Item 1.01 Entry Into a Material Definitive Agreement.
On October 16, 2020, Rogers Corporation (the “Company”) entered into a Fourth Amended and Restated Credit Agreement (the “Amended Credit Agreement”) with each of the lenders party thereto, JPMorgan Chase Bank, N.A. as administrative agent, and HSBC Bank USA, National Association, Citibank, N.A., Citizens Bank, N.A., PNC Bank, National Association and Wells Fargo Bank, National Association, as Co-Syndication Agents. The Amended Credit Agreement amends and restates the existing credit agreement of the Company, dated February 17, 2017, as amended (the “2017 Credit Agreement”).
Under the Amended Credit Agreement, lenders agreed to refinance the 2017 Credit Agreement. The lenders agreed to provide the Company (1) up to $450 million of revolving loans, with sub-limits for multicurrency borrowings, letters of credit and swing-line notes; and (2) a $175 million expansion feature. Borrowings may be used to finance working capital needs, for letters of credit and for the general corporate purposes of the Company or its subsidiaries in the ordinary course of business, including the financing of permitted acquisitions (as defined in the Amended Credit Agreement). The Amended Credit Agreement extends the maturity from February 17, 2022 to March 31, 2024, relative to the 2017 Credit Agreement.

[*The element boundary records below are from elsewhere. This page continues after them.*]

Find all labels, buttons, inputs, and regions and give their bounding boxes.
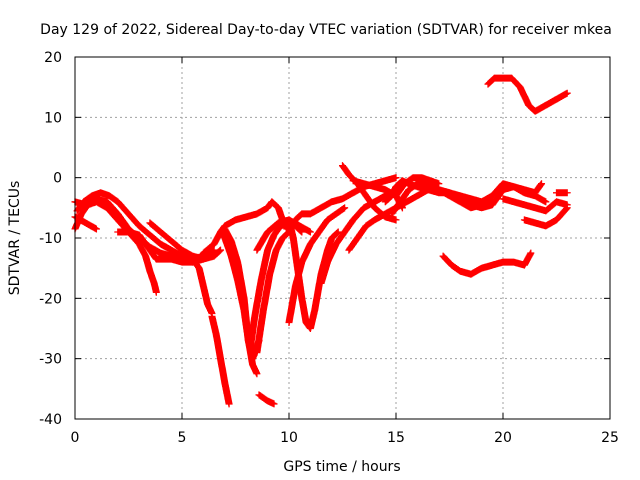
series-arc-26 xyxy=(439,249,535,278)
series-markers xyxy=(484,74,571,115)
series-arc-29 xyxy=(520,204,571,230)
series-arc-6 xyxy=(146,219,225,263)
series-arc-2 xyxy=(73,189,207,263)
series-arc-28 xyxy=(499,195,571,215)
y-tick-label: -30 xyxy=(39,352,62,368)
series-markers xyxy=(73,189,207,263)
series-arc-5 xyxy=(114,228,197,266)
x-tick-label: 25 xyxy=(601,430,619,446)
series-markers xyxy=(253,228,293,357)
x-tick-label: 20 xyxy=(494,430,512,446)
grid xyxy=(75,57,610,419)
series-arc-30 xyxy=(553,189,571,197)
series-markers xyxy=(189,255,216,317)
series-markers xyxy=(114,228,197,266)
series-arc-17 xyxy=(285,204,349,326)
series-markers xyxy=(285,216,342,332)
series-arc-15 xyxy=(255,391,278,408)
series-markers xyxy=(255,391,278,408)
series-markers xyxy=(499,195,571,215)
series-arc-24 xyxy=(388,180,496,218)
x-tick-label: 5 xyxy=(178,430,187,446)
series-markers xyxy=(553,189,571,197)
series-arc-25 xyxy=(392,174,443,200)
axis-ticks: 0 5 10 15 20 25 -40 -30 -20 -10 0 10 20 xyxy=(39,50,619,446)
series-markers xyxy=(392,174,443,200)
series-arc-9 xyxy=(208,312,233,408)
y-tick-label: 10 xyxy=(44,110,62,126)
x-tick-label: 0 xyxy=(71,430,80,446)
series-arc-27 xyxy=(484,74,571,115)
series-markers xyxy=(388,180,496,218)
series-markers xyxy=(146,219,225,263)
series-markers xyxy=(285,204,349,326)
series-arc-7 xyxy=(189,255,216,317)
series-arc-16 xyxy=(285,216,342,332)
series-markers xyxy=(208,312,233,408)
y-tick-label: 0 xyxy=(53,171,62,187)
chart-title: Day 129 of 2022, Sidereal Day-to-day VTE… xyxy=(40,22,612,38)
x-tick-label: 15 xyxy=(387,430,405,446)
y-axis-label: SDTVAR / TECUs xyxy=(7,181,23,296)
y-tick-label: 20 xyxy=(44,50,62,66)
series-markers xyxy=(520,204,571,230)
series-markers xyxy=(439,249,535,278)
y-tick-label: -20 xyxy=(39,291,62,307)
x-axis-label: GPS time / hours xyxy=(283,459,400,475)
plot-marks xyxy=(71,74,571,408)
y-tick-label: -10 xyxy=(39,231,62,247)
series-arc-13 xyxy=(253,228,293,357)
x-tick-label: 10 xyxy=(280,430,298,446)
y-tick-label: -40 xyxy=(39,412,62,428)
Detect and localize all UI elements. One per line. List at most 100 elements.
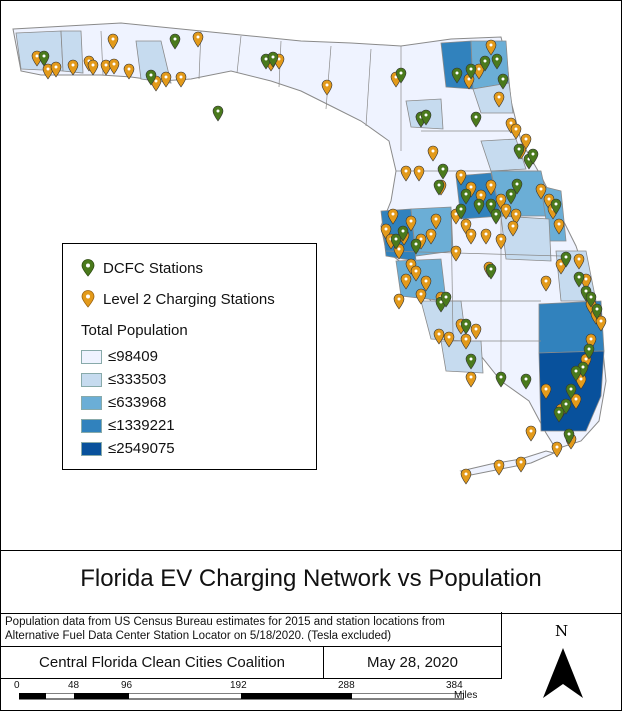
level2-station-pin-icon (465, 228, 477, 245)
dcfc-station-pin-icon (169, 33, 181, 50)
legend-swatch (81, 418, 102, 433)
legend-class-1: ≤333503 (81, 371, 166, 388)
level2-station-pin-icon (42, 63, 54, 80)
level2-station-pin-icon (433, 328, 445, 345)
dcfc-station-pin-icon (455, 203, 467, 220)
level2-station-pin-icon (570, 393, 582, 410)
level2-station-pin-icon (192, 31, 204, 48)
level2-station-pin-icon (455, 169, 467, 186)
legend-class-2: ≤633968 (81, 394, 166, 411)
dcfc-station-pin-icon (465, 353, 477, 370)
legend-swatch (81, 372, 102, 387)
legend-class-label: ≤633968 (108, 394, 167, 411)
dcfc-station-pin-icon (420, 109, 432, 126)
legend-class-label: ≤2549075 (108, 440, 175, 457)
dcfc-station-pin-icon (410, 238, 422, 255)
level2-station-pin-icon (510, 208, 522, 225)
dcfc-pin-icon (81, 259, 95, 277)
level2-station-pin-icon (405, 215, 417, 232)
scale-bar: 0 48 96 192 288 384 Miles (1, 679, 501, 710)
level2-station-pin-icon (525, 425, 537, 442)
dcfc-station-pin-icon (527, 148, 539, 165)
north-label: N (555, 622, 569, 640)
source-line-1: Population data from US Census Bureau es… (5, 616, 445, 628)
level2-station-pin-icon (415, 288, 427, 305)
level2-station-pin-icon (495, 233, 507, 250)
dcfc-station-pin-icon (38, 50, 50, 67)
dcfc-station-pin-icon (465, 63, 477, 80)
scale-tick-label: 192 (230, 680, 247, 691)
dcfc-station-pin-icon (395, 67, 407, 84)
dcfc-station-pin-icon (390, 233, 402, 250)
dcfc-station-pin-icon (520, 373, 532, 390)
level2-station-pin-icon (400, 273, 412, 290)
level2-station-pin-icon (387, 208, 399, 225)
level2-station-pin-icon (427, 145, 439, 162)
level2-station-pin-icon (485, 179, 497, 196)
level2-station-pin-icon (410, 265, 422, 282)
legend-class-label: ≤98409 (108, 348, 158, 365)
legend-swatch (81, 395, 102, 410)
source-line-2: Alternative Fuel Data Center Station Loc… (5, 630, 392, 642)
level2-station-pin-icon (540, 275, 552, 292)
level2-station-pin-icon (480, 228, 492, 245)
legend-class-0: ≤98409 (81, 348, 158, 365)
legend: DCFC Stations Level 2 Charging Stations … (62, 243, 317, 470)
level2-station-pin-icon (443, 331, 455, 348)
legend-level2-label: Level 2 Charging Stations (103, 290, 275, 308)
dcfc-station-pin-icon (570, 365, 582, 382)
legend-class-label: ≤333503 (108, 371, 167, 388)
legend-dcfc: DCFC Stations (81, 259, 203, 277)
level2-station-pin-icon (551, 441, 563, 458)
level2-station-pin-icon (460, 333, 472, 350)
scale-unit: Miles (454, 690, 478, 701)
scale-tick-label: 48 (68, 680, 80, 691)
dcfc-station-pin-icon (513, 143, 525, 160)
level2-station-pin-icon (520, 133, 532, 150)
north-arrow-icon (543, 648, 583, 698)
dcfc-station-pin-icon (491, 53, 503, 70)
dcfc-station-pin-icon (560, 398, 572, 415)
level2-station-pin-icon (393, 293, 405, 310)
scale-tick-label: 384 (446, 680, 463, 691)
dcfc-station-pin-icon (560, 251, 572, 268)
dcfc-station-pin-icon (473, 198, 485, 215)
level2-station-pin-icon (485, 39, 497, 56)
level2-station-pin-icon (500, 203, 512, 220)
level2-station-pin-icon (553, 218, 565, 235)
level2-station-pin-icon (160, 71, 172, 88)
source-panel: Population data from US Census Bureau es… (1, 612, 502, 647)
dcfc-station-pin-icon (460, 188, 472, 205)
date-panel: May 28, 2020 (324, 646, 502, 679)
level2-station-pin-icon (108, 58, 120, 75)
dcfc-station-pin-icon (511, 178, 523, 195)
scale-bar-graphic (19, 693, 464, 700)
dcfc-station-pin-icon (505, 188, 517, 205)
level2-station-pin-icon (425, 228, 437, 245)
legend-class-label: ≤1339221 (108, 417, 175, 434)
level2-station-pin-icon (473, 63, 485, 80)
dcfc-station-pin-icon (212, 105, 224, 122)
level2-station-pin-icon (50, 61, 62, 78)
scale-tick-label: 0 (14, 680, 20, 691)
level2-pin-icon (81, 290, 95, 308)
legend-population-title: Total Population (81, 322, 188, 339)
level2-station-pin-icon (413, 165, 425, 182)
dcfc-station-pin-icon (485, 263, 497, 280)
level2-station-pin-icon (493, 459, 505, 476)
level2-station-pin-icon (450, 245, 462, 262)
level2-station-pin-icon (507, 220, 519, 237)
scale-tick-label: 96 (121, 680, 133, 691)
dcfc-station-pin-icon (470, 111, 482, 128)
level2-station-pin-icon (470, 323, 482, 340)
dcfc-station-pin-icon (397, 225, 409, 242)
organization-name: Central Florida Clean Cities Coalition (39, 654, 285, 671)
level2-station-pin-icon (67, 59, 79, 76)
dcfc-station-pin-icon (563, 428, 575, 445)
level2-station-pin-icon (460, 468, 472, 485)
scale-tick-label: 288 (338, 680, 355, 691)
legend-level2: Level 2 Charging Stations (81, 290, 275, 308)
level2-station-pin-icon (595, 315, 607, 332)
dcfc-station-pin-icon (553, 406, 565, 423)
level2-station-pin-icon (175, 71, 187, 88)
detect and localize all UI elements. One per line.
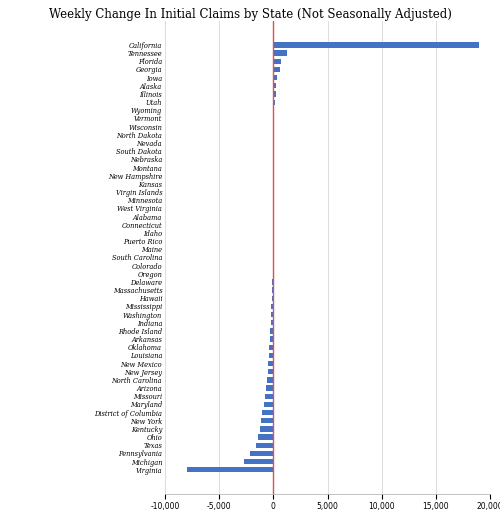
Bar — [272, 271, 274, 277]
Bar — [270, 320, 274, 326]
Bar — [270, 336, 274, 342]
Bar — [186, 467, 274, 473]
Bar — [264, 402, 274, 407]
Bar — [268, 361, 274, 366]
Bar — [268, 369, 274, 374]
Bar — [272, 295, 274, 301]
Bar — [274, 59, 281, 64]
Bar — [272, 288, 274, 293]
Text: Weekly Change In Initial Claims by State (Not Seasonally Adjusted): Weekly Change In Initial Claims by State… — [48, 8, 452, 21]
Bar — [269, 353, 274, 358]
Bar — [244, 459, 274, 464]
Bar — [274, 83, 276, 88]
Bar — [269, 345, 274, 350]
Bar — [250, 451, 274, 456]
Bar — [274, 50, 287, 56]
Bar — [270, 328, 274, 334]
Bar — [256, 443, 274, 448]
Bar — [274, 42, 479, 48]
Bar — [271, 312, 274, 317]
Bar — [274, 92, 276, 97]
Bar — [274, 67, 280, 72]
Bar — [261, 418, 274, 423]
Bar — [274, 75, 277, 80]
Bar — [272, 279, 274, 284]
Bar — [266, 378, 274, 383]
Bar — [258, 435, 274, 440]
Bar — [262, 410, 274, 415]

Borrowings under the Amended Credit Agreement bear interest based on one of two options. Alternate base rate loans will bear interest at a rate that includes a base reference rate plus a spread of 62.5 – 100.0 basis points, depending on the Company’s leverage ratio. The base reference rate will be the greater of the (1) prime rate; (2) federal funds effective rate plus 50 basis points; and (3) adjusted 1-month London interbank offered (“LIBO”) rate plus 100 basis points. Eurocurrency loans will bear interest based on the adjusted LIBO rate plus a spread of 162.5 – 200.0 basis points, depending on the Company’s leverage ratio.
The Amended Credit Agreement contains customary representations and warranties, covenants, mandatory prepayments and events of default under which the Company’s payment obligations may be accelerated. The financial covenants include a requirement to maintain (1) a total net leverage ratio of no more than 3.25 to 1.00, subject to a one-time election to increase the maximum total net leverage ratio to 3.50 to 1.00 for one fiscal year in connection with a permitted acquisition, and (2) an interest coverage ratio of no less than 3.00 to 1.00. Under the 2017 Credit Agreement, the Company was subject to the same maximum leverage and interest coverage ratios, but may now net up to $50 million of unrestricted domestic cash and cash equivalents in the calculation of the total net leverage ratio.
All obligations under the Amended Credit Agreement are guaranteed by each of the Corporation’s existing and future material domestic subsidiaries, as defined in the Amended Credit Agreement (the “Guarantors”). The obligations are also secured by a Fourth Amended and Restated Pledge and Security Agreement, dated as of October 16, 2020, entered into by the Company and the Guarantors which grants to the administrative agent, for the benefit of the lenders, a security interest, subject to certain exceptions, in substantially all of the non-real estate assets of the Company and the Guarantors.
All amounts borrowed or outstanding under the Amended Credit Agreement are due and mature on March 31, 2024, unless the commitments are terminated earlier either at the request of the Company or if certain events of default occur.
The administrative agent and the lenders under the Amended Credit Agreement and their affiliates have various relationships with the Company and its subsidiaries involving the provision of financial services, including commercial banking, lending, cash management, financial advisory, foreign exchange, risk management, and other services.
The description of the Amended Credit Agreement set forth above does not purport to be complete and is qualified in its entirety by reference to the Amended Credit Agreement, a copy of which is filed as Exhibit 10.1 to this Current Report on Form 8-K and is incorporated herein by reference.